Indian smartphone market - Q2 2020
Indian smartphone market - Q2 2020 (IDC)

“The ongoing supply chain challenges forced the brands to go for direct imports to meet the pent-up demand post-lockdown, especially in June, adding extra cost pressures. Further, this surge in demand is expected to continue throughout the first half of 3Q20 as well, requiring a steady supply of devices in the market,” he said.

Also read: Taiwan exports see urprise increase as tech shipments surge

Also mentioned is that a part of it will also be depend on brand marketing and channel initiatives, especially by eTailers during the festive sales.

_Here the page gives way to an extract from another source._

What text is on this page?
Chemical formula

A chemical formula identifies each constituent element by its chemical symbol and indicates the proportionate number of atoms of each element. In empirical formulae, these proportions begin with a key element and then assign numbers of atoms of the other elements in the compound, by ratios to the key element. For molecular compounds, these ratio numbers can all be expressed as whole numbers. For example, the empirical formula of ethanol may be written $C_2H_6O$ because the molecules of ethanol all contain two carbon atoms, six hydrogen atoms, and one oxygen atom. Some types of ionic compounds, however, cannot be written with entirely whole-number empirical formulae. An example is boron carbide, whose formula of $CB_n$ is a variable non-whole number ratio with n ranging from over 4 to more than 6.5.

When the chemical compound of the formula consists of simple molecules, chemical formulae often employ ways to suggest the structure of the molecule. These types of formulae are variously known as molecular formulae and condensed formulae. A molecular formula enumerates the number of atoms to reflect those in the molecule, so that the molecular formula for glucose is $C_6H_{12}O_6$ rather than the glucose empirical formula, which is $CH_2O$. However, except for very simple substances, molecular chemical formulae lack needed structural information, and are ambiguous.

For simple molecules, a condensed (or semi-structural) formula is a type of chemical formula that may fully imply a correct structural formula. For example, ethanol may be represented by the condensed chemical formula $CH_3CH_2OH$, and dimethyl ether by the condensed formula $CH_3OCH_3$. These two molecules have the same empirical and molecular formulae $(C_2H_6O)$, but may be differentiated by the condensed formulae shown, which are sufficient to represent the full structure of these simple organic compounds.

Until now, the Indian smartphone market saw a sharp year-over-year (YoY) decline of (-50.6%) in the second quarter as only 18.2 million units were shipped due to the lockdown.

“Vendors faced major supply chain disruptions at the beginning of the quarter, and the shortage continued into the rest of the quarter as factories operated at partial capacity even after the lockdown was lifted. Components and parts remained at the ports waiting to be cleared, especially for China-based vendors,” states the report.

Although online channels were able to show high market share of 44.8%, on the YoY scale it still declined by 39.9%.